A zoning amendment to accommodate the construction of two six-storey residential buildings on the Salmon Arm SmartCentre's property received three readings from city council.
Salmon Arm Shopping Centres Ltd. and Calloway REIT (SmartCentres) seeks to amend the current comprehensive development zoning (CD8) for their property at 2991 9th Ave. SW to accommodate the development of residential multiple family dwelling buildings. A concept plan for the site shows The company's concept plan for the site, located east of the Winners/Dollarama stores and west of the McDonald's now under construction, includes two six-storey buildings with 130 residential units in one and 95 in the other.
Previously, additional commercial spaces had been mapped out for this part of the property. The current zoning supports residential with ground-level commercial use. The proposed buildings would include a mix of one- and two-bedroom units, without ground-level commercial.
A letter from SmartCentres accompanying the application explained the purpose of the zoning amendment is to "position the property to allow residential development to occur when the market and financial conditions improve. The intent is to phase the municipal approvals process, with the initial step being the zoning text amendments, followed by development permits for one or more residential buildings."
SmartCentres is also looking to add two new commercial buildings, each about 5,000 square feet, west of the residential buildings.
Prior to council voting unanimously in support of three readings at its Aug. 26 meeting, senior planner Melinda Smyrl explained a traffic impact assessment, a condition for final approval, has already been completed and reviewed by staff, as has a parking analysis to support the reduction of parking stalls per dwelling unit.
"That analysis details a surplus of available parking stalls which would accommodate the potential maximum residential occupancy with 0.82 stalls per unit," said Smyrl. "With access to transit in the area and active transportation routes, staff are supportive of this rationale."
Couns. Tim Lavery and Sylvia Lindgren supported the amendment, but noted if they are still on council when a development permit application comes forward, they would be looking for how recreational and greenspace needs are accommodated.

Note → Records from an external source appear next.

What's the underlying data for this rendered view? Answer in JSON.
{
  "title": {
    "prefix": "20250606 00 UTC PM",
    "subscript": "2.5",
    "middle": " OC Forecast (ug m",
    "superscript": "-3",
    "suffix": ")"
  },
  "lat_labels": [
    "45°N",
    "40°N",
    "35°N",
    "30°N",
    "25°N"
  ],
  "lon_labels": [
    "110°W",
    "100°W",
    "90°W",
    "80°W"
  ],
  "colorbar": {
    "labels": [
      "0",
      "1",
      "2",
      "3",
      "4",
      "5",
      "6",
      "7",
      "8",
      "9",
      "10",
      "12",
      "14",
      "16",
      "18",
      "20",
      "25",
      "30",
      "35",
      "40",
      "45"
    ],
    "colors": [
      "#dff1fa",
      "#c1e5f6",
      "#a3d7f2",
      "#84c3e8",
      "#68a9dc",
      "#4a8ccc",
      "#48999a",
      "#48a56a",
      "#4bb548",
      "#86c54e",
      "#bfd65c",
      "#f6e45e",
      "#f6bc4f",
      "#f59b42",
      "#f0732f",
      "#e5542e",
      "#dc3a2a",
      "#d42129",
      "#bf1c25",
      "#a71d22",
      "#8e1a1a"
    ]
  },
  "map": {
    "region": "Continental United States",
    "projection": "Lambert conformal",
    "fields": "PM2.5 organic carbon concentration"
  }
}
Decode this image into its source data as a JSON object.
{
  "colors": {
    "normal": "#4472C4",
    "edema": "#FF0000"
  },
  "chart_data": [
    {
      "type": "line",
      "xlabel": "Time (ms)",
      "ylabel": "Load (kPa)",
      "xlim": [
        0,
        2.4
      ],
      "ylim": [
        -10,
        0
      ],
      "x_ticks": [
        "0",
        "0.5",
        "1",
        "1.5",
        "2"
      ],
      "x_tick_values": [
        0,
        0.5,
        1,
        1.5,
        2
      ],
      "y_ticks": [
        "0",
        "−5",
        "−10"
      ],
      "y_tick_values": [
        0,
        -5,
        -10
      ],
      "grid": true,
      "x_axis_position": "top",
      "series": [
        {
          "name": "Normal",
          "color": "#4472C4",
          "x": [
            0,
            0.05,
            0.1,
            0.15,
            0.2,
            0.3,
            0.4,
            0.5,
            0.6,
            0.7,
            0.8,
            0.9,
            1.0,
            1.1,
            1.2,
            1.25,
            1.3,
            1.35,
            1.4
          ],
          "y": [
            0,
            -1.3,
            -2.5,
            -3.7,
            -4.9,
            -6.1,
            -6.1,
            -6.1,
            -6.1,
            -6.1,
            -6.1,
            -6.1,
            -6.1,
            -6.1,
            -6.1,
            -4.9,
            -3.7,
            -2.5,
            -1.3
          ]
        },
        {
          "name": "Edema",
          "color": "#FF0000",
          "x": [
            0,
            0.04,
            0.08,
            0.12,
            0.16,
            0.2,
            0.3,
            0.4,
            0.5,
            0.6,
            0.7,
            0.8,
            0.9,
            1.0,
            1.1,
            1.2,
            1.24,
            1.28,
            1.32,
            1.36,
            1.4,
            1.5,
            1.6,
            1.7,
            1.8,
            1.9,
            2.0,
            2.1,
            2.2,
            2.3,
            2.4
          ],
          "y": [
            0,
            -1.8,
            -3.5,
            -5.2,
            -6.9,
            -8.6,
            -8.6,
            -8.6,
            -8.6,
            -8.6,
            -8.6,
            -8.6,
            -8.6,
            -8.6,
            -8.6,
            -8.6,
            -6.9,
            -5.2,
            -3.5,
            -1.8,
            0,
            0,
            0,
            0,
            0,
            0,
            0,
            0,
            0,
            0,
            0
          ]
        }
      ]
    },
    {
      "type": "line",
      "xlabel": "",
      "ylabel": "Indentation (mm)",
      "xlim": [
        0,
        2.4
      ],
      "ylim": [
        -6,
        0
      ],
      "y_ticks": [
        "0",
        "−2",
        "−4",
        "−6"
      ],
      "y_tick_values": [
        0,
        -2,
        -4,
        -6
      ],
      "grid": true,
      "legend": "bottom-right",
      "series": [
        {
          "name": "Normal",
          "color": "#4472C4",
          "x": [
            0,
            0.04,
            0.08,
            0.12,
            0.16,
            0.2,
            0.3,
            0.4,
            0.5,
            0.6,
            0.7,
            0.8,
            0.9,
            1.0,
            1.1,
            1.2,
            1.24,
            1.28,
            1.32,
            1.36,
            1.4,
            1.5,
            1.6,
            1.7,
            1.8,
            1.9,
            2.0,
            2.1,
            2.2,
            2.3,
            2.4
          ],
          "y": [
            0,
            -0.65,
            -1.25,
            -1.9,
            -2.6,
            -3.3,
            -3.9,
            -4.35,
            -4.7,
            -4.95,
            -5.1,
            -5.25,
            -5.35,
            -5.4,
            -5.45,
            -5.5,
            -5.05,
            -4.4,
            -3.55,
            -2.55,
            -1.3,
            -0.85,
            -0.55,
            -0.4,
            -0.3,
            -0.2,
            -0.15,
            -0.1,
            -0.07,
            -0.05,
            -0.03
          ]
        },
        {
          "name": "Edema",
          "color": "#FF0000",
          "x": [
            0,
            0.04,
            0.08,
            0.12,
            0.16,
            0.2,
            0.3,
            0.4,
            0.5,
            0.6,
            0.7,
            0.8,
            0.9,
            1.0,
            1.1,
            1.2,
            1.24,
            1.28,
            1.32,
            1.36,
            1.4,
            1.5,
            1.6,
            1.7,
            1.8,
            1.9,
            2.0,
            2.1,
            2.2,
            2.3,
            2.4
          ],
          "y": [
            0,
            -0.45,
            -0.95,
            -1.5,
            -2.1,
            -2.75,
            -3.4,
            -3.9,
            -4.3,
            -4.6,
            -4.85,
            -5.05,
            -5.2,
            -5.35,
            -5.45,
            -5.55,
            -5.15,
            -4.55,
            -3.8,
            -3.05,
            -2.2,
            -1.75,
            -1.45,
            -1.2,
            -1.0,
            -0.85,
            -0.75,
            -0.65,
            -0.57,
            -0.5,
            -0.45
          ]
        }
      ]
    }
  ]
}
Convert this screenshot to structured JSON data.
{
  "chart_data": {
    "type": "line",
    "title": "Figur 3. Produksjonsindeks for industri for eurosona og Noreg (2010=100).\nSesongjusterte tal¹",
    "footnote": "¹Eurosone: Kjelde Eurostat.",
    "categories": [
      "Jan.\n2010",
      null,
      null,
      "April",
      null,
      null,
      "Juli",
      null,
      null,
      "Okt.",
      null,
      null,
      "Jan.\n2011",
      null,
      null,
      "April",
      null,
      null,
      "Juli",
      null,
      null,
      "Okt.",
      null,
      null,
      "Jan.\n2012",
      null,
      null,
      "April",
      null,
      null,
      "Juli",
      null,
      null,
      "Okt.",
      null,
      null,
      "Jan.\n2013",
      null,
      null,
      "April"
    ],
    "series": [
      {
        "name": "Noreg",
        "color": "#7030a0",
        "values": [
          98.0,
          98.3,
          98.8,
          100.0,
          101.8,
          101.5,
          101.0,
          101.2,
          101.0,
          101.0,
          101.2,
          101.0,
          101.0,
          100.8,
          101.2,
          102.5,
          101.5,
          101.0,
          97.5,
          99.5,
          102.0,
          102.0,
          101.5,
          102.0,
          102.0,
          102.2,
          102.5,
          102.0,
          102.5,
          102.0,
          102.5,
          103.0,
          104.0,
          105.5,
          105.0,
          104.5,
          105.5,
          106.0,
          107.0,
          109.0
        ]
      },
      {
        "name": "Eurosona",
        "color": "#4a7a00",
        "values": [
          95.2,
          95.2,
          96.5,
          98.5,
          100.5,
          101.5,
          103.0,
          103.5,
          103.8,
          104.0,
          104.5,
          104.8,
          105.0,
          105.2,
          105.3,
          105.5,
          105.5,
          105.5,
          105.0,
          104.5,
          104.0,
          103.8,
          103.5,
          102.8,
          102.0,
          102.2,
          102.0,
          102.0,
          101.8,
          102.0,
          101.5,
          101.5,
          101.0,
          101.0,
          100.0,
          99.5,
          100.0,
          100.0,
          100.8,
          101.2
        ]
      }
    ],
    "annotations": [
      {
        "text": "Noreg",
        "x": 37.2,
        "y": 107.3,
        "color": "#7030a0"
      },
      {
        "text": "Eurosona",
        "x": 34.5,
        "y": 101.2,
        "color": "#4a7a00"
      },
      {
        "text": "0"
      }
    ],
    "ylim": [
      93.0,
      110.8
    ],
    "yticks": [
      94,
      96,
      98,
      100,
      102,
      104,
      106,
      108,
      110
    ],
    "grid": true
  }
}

Coun. Kevin Flynn suggested the city will be seeing more similar applications seeking housing instead of ground-level commercial, and hoped this is being discussed in the current review of the city's official community plan.
"I do believe we don’t need as much commercial as we are getting by making it have to happen on the first floor and most of the stuff that’s happened so far has not filled, so the market isn’t demanding the commercial," said Flynn. "I’ve talked to a couple of developers who are looking at our community for purpose-built housing and they are putting amenities on the first floor instead… but it’s considered commercial because they’ve got meeting spaces and things like that. But I do think part of our OCP review, this mixed use was the big thing five years ago, 10 years ago, now it’s housing that’s needed…"
Mayor Alan Harrison supported the amendment for a number of reasons.
"One, we need housing," said Harrison. "Two, the location for six storey buildings down there is probably quite good because it’s not in front of anyone else, and so the owners of the property feel like that would augment the commercial down there and I think that they’re probably right."
Regarding parking, Harrison agreed what's proposed might only impact shoppers, though "it looks to me like the study, what it indicates, is there’s a lot of open parking there now and those residents who move there would have lots of space to park their cars."